EIGHT hundred years after it was signed, one of the four surviving copies of the Magna Carta has been identified as being from Canterbury.
The remarkable discovery unveiled in a new book Magna Carta by Professor David Carpenter, reinforces the role that Canterbury and Archbishop Stephen Langton had in one of the most famous and revolutionary documents in our history.
Cressida Williams, head of archives and library at Canterbury Cathedral, explains:
“Professor David Carpenter has compared the text of a transcription made in the 1290s of the 1215 Magna Carta then held at the cathedral with one of the two copies of the 1215 Magna Carta in the British Library. He has shown that the text is the same. The Canterbury Cathedral Magna Carta was given to Sir Robert Cotton in 1630 by Sir Edward Dering, the Constable of Dover Castle, who was a collector of archive material from Canterbury Cathedral.

Survived
“We are delighted to know that, after 800 years, Canterbury Cathedral’s copy of Magna Carta still survives.”

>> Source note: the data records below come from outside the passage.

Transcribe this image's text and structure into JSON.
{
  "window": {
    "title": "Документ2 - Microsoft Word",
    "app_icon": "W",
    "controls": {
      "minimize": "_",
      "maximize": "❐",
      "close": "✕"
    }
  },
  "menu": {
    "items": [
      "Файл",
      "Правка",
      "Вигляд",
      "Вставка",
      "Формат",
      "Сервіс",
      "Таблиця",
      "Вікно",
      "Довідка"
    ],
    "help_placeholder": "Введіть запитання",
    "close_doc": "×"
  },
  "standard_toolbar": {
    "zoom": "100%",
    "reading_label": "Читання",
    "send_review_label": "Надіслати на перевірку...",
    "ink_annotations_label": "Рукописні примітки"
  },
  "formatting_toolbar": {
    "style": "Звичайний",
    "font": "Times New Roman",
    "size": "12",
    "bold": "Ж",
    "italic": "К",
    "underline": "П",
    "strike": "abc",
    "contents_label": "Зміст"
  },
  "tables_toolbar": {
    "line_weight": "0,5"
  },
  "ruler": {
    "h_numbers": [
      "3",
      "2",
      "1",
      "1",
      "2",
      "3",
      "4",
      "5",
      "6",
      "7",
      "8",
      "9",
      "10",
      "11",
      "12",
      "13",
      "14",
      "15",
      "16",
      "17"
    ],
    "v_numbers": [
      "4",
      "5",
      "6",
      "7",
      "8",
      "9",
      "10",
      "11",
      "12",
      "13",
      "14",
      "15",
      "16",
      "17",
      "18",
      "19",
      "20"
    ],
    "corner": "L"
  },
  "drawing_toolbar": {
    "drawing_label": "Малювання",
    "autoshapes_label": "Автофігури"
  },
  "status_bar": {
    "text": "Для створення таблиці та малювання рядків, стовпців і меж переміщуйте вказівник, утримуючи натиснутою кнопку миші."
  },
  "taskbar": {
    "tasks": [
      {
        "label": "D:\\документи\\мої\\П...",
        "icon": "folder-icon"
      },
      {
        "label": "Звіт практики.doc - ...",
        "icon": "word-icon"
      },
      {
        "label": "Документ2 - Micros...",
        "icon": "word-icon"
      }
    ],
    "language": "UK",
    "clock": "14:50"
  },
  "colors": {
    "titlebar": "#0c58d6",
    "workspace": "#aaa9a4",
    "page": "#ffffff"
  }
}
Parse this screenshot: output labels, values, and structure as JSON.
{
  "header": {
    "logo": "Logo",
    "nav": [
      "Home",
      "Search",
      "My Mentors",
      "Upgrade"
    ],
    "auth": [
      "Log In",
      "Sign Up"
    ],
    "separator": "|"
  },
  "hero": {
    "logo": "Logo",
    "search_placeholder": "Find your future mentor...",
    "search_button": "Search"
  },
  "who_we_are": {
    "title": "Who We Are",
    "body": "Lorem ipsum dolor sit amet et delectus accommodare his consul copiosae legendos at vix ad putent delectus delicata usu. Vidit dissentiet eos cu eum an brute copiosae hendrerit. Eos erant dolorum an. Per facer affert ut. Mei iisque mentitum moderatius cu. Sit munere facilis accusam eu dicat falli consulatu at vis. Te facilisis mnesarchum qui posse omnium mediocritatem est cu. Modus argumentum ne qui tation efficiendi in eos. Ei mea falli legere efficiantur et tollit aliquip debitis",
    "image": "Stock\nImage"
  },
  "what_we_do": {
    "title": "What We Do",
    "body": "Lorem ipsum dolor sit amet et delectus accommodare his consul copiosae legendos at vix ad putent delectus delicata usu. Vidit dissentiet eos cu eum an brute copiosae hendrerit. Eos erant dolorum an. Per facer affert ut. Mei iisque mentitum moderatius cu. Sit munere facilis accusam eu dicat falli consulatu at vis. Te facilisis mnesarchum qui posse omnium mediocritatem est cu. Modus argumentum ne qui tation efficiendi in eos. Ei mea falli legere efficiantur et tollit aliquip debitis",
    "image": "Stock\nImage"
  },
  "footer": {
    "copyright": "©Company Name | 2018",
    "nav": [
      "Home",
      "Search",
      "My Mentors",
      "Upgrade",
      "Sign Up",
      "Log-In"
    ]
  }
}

One of the co-Investigators on Professor Carpenter’s project was Professor Louise Wilkinson, an expert in medieval history at Canterbury Christ Church University. She said the news was “an amazing discovery: “Canterbury has a unique connection to Magna Carta. The Archbishop of Canterbury at the time, Stephen Langton, was the central figure and lead negotiator between the king and barons during the meetings at Runnymede in 1215.
“He was probably involved in drafting the charter which, for the first time in history placed limitations upon the king, making him subject to the law, and protected the rights of freemen to justice and fair trials.”
Of the four surviving copies of the Magna Carta, one is held in Lincoln Cathedral, one In Salisbury Cathedral, and two in the Cotton Collection at the British Library. It is one of these two that has been identified as the Canterbury Magna Carta. The news comes just in time for the city’s commemoration of the 800th anniversary of the Magna Carta, which will be held across Canterbury later in the summer. The British Library will exhibit a copy of the Canterbury Magna Carta in a major new exhibition, Magna Carta: Law, Liberty and Legacy, from March 13 to September 1.